Because it is late in the session, much of the last week or two was spent deciding whether to concur with any changes that the Senate may have made to House bills. Changes that were not concurred with will go to “conference,” where Senate and House negotiators will meet to hammer out differences. Included in the bills being sent to conference are most of the appropriations bills, which will decide the state’s budget.

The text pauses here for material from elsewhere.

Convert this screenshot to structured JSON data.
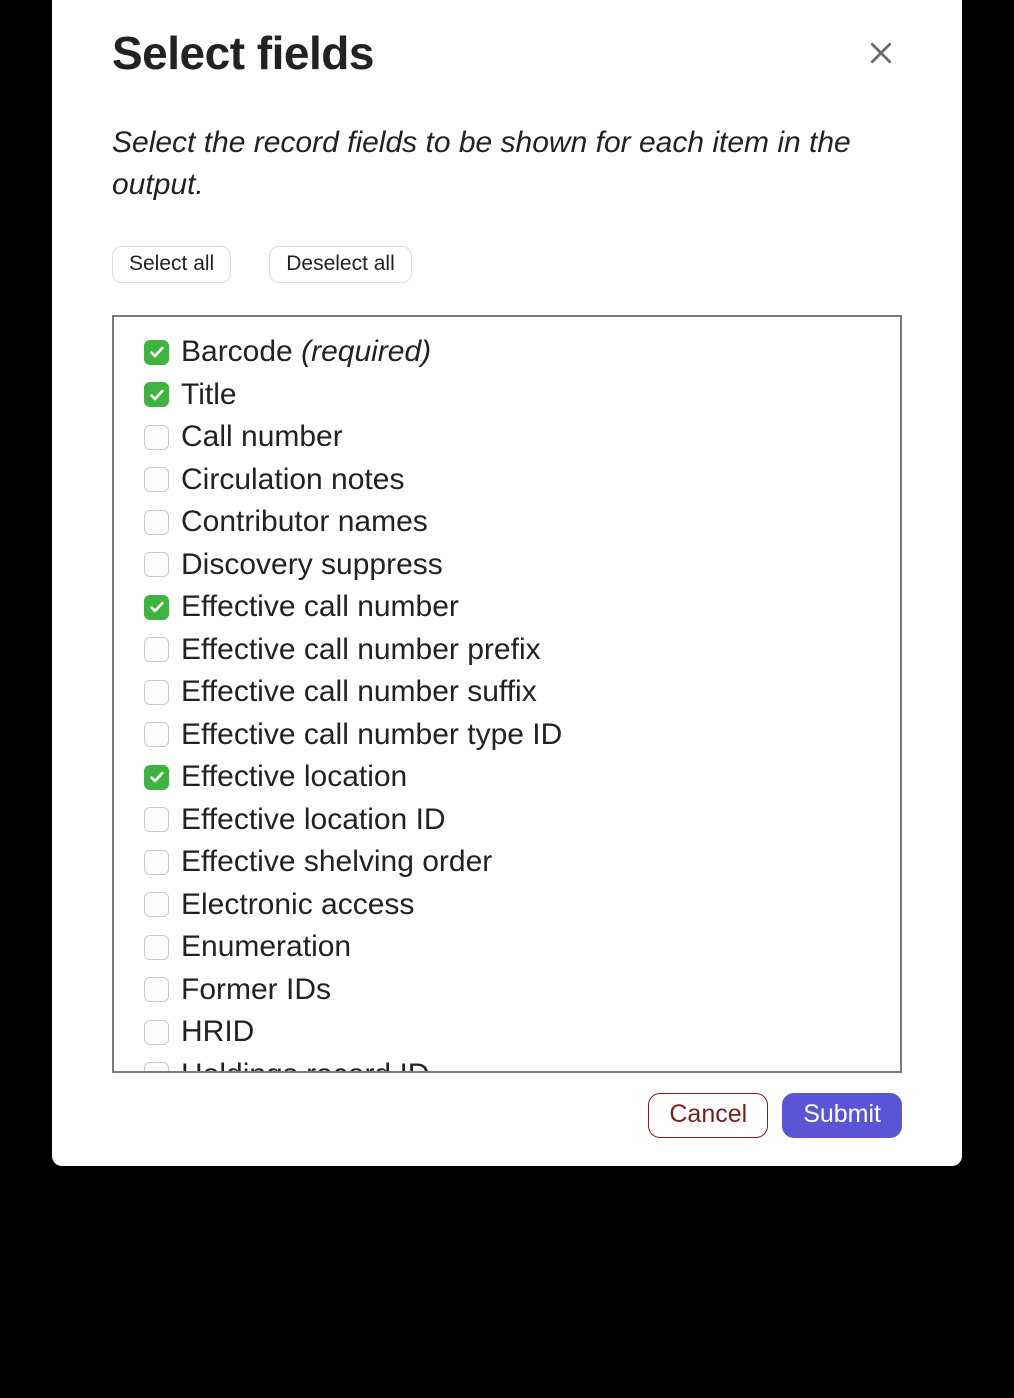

Both the House and Senate are making final adjustments on how to spend the CARES Act funds—those sent to the state from the federal government for coronavirus relief. Already $300 million has been used to create a small business grant program. The remainder will go to hospitals and healthcare facilities; to schools for distance learning and expansion of Internet into rural communities; to counties and cities for reimbursement of their COVID-related expenditures; and to the unemployment trust fund, which will help keep unemployment taxes from spiking on businesses. These bills will be finalized and adopted in the last few days of session, likely during the week of June 29.
Precautions are still being taken at the Capitol to ensure the health and safety of both lawmakers and staff. The Mississippi Department of Health offered free COVID-19 screenings early in the week, and all who enter the building are still required to have their temperatures taken.